Hadir pada pertemuan itu perwakilan Bidang Program Endang Lestari Rahayu, Bidang SMK Andi Suprijanto, Bidang SMA Sutrisno, Bidang Kepercayaan Sulistyono, dan BPTIK Siswanto. Semua bidang yang hadir pada kesempatan itu bersepakat bahwa program sekolah damai perlu dikembang di sekolah.
Kustri, sapaan akrabnya, yang memimpin pertemuan itu menyampaikan semua program yang baik dan mendukung penyelenggaraan pendidikan perlu diwadahi. Begitu juga dengan sekolah damai, jangan hanya slogan tertulis namun harus menjadi pola pikir dan terinternalisasi dalam benak anak, guru, dan semua ekosistem di sekolah.
“Ini harus menjadi mindset bahwa kita harus menjadi ramah anak, menyenangkan, menjadi sekolah yang damai, dan kalau itu bisa benar-benar masuk, sangat bagus. Harus berproses, alangkah baiknya kalau bisa mulai dari tingkat dasar hingga menengah,” tambahnya.
Siswa Penghayat Kepercayaan
Program sekolah damai juga disambut hangat Bidang Kebudayaan, Dinas Pendidikan dan Kebudayaan Provinsi Jateng. Perwakilan Bidang Kebudayaan Sulistyono menyampaikan, pihaknya mengapresiasi program sekolah damai Wahid Foundation.

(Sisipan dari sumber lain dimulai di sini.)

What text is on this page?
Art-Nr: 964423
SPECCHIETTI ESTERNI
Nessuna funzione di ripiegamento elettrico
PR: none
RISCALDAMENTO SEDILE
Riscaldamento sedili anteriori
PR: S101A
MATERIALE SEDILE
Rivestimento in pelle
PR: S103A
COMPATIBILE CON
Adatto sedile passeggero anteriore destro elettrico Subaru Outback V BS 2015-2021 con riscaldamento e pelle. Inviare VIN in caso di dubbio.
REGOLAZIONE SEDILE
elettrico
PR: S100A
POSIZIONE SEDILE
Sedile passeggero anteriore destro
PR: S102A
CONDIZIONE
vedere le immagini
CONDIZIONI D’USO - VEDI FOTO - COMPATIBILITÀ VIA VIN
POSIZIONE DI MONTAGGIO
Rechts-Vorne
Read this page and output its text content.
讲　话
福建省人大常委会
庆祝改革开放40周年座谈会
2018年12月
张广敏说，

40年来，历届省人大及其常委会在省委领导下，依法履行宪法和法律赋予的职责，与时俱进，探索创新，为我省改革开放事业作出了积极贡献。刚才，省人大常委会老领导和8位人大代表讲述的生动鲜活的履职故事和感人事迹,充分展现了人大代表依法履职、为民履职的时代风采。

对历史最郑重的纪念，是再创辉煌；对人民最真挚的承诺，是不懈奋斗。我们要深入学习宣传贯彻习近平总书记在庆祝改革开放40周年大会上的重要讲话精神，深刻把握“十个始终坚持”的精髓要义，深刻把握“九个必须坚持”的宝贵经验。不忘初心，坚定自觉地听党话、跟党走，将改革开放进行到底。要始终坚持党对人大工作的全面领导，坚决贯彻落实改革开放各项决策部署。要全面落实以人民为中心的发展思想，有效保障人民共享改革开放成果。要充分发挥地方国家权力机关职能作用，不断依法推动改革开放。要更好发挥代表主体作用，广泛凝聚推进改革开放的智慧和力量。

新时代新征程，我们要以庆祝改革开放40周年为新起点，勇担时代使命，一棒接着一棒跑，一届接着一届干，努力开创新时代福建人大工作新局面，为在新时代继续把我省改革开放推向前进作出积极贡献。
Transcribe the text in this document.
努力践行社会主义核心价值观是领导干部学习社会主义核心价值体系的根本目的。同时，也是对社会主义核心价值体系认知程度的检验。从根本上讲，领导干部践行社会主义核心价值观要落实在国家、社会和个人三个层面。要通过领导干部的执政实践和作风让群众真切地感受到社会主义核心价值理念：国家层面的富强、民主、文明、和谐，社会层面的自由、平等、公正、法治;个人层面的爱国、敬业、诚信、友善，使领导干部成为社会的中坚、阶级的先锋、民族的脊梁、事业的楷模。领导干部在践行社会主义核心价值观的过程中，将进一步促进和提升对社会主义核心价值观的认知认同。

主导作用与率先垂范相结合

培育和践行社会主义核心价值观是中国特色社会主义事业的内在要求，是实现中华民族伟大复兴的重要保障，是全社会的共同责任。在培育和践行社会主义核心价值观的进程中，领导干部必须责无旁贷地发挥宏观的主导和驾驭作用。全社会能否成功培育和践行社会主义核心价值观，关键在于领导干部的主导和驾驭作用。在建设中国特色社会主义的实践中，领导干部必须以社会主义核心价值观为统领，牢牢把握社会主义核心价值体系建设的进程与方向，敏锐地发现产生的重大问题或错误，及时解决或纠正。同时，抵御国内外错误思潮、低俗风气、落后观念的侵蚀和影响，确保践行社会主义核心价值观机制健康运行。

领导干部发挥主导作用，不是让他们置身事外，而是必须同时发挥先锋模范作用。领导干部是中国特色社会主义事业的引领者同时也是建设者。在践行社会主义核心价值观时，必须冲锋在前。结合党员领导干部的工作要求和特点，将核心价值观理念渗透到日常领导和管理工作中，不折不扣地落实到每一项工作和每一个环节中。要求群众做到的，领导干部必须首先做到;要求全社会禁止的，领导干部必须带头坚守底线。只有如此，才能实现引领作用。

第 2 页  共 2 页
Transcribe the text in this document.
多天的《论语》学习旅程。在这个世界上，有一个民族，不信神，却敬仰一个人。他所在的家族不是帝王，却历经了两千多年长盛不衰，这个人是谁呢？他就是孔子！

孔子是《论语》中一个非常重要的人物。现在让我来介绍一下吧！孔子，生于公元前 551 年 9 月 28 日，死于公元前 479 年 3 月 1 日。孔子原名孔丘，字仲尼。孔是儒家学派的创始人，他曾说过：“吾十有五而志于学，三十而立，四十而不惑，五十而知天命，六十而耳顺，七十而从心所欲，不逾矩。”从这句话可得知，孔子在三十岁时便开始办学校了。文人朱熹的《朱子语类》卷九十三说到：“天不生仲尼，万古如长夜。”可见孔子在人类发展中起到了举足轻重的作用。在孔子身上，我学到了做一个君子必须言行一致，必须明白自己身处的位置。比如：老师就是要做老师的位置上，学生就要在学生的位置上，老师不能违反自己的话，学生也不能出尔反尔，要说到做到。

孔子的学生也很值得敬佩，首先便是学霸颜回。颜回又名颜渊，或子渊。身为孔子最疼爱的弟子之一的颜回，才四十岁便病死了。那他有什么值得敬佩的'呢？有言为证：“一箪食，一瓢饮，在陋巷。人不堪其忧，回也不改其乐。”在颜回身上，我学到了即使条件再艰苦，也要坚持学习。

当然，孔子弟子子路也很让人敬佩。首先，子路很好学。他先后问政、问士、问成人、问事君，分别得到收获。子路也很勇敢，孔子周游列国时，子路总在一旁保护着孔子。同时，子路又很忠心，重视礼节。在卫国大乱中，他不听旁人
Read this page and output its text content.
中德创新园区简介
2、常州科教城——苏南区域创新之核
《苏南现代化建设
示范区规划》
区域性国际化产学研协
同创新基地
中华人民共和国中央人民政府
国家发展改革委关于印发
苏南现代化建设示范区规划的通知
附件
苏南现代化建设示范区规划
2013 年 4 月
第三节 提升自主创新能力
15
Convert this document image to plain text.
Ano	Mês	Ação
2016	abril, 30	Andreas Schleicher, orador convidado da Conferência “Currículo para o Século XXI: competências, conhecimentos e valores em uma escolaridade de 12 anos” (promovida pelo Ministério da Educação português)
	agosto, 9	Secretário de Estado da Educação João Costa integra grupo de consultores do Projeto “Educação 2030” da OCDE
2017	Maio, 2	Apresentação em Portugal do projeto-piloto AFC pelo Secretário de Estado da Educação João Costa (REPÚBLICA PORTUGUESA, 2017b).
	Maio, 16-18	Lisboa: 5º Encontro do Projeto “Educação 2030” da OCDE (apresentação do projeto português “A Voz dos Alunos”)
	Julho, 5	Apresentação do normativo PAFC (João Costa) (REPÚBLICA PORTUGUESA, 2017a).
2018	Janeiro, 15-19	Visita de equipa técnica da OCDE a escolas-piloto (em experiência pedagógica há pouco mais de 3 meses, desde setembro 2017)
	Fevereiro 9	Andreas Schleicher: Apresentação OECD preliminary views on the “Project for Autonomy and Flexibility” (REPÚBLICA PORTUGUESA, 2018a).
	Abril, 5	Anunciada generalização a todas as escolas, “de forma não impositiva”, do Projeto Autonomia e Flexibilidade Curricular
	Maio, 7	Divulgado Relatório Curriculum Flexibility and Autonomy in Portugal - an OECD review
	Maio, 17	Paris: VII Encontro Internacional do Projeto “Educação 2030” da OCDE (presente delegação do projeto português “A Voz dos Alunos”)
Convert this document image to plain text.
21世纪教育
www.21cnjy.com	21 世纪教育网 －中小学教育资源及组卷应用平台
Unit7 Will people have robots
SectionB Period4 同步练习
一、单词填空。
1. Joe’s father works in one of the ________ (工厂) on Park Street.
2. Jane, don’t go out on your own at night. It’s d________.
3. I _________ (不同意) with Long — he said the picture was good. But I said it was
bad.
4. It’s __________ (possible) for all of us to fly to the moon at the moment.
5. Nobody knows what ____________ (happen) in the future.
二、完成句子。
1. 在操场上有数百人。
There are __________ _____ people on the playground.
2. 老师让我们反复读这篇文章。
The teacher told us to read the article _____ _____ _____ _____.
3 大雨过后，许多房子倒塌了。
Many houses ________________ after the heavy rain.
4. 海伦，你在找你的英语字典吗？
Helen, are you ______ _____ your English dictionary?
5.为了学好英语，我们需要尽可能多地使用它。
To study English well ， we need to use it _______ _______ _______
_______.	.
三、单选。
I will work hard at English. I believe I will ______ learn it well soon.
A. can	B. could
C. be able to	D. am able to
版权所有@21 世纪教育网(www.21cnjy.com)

“Sangat-sangat setuju (adanya program sekolah damai), terutama dari kami di Bidang Kebudayaan. Boleh kami nitip siswa-siswa penghayat Kepercayaan tentang (masalah yang di alami) anak-anak penghayat Kepercayaan,” katanya, mengawali pembicaraan.
Sulis, sapaan akrabnya, bercerita tentang kejadian yang menimpa anak penghayat Kepercayaan pada tahun 2019. Di Kabupaten Kendal pernah terjadi diskriminasi terhadap calon siswa yang notabene penganut Kepercayaan Terhadap Tuhan Yang Maha Esa.
“Waktu itu ingin mendaftar di dalah satu SMK swasta di Kabupaten Kendal. Dia mendaftar sesuai dengan program studi yang diminatinya dan sekolah ini juga dekat dengan rumahnya calon siswa. Mereka mengambil forumulir, membayar, mengisi lalu diserahkan kepada sekolah (panitia penerimaan siswa baru)”.
“Besok paginya, formulir tersbut itu dikembalikan kepada orang tua calon siswa itu. Karena disitu terdapat kolom agama yang diisi kepercayaan. Ini merupakan salah satu bentuk intoleransi,” sambung Sulistyono.
Intoleransi
Intoleransi itu terjadi pada 2019 yang artinya sudah ada panduan pelayanan pendidikan bagi penganut Kepercayaan sesuai Permendikbud 27 Tahun 2016. Meski akhirnya siswa diterima sekolah, namun harus melewati proses pengaduan hingga ke Diknas Provinsi Jateng.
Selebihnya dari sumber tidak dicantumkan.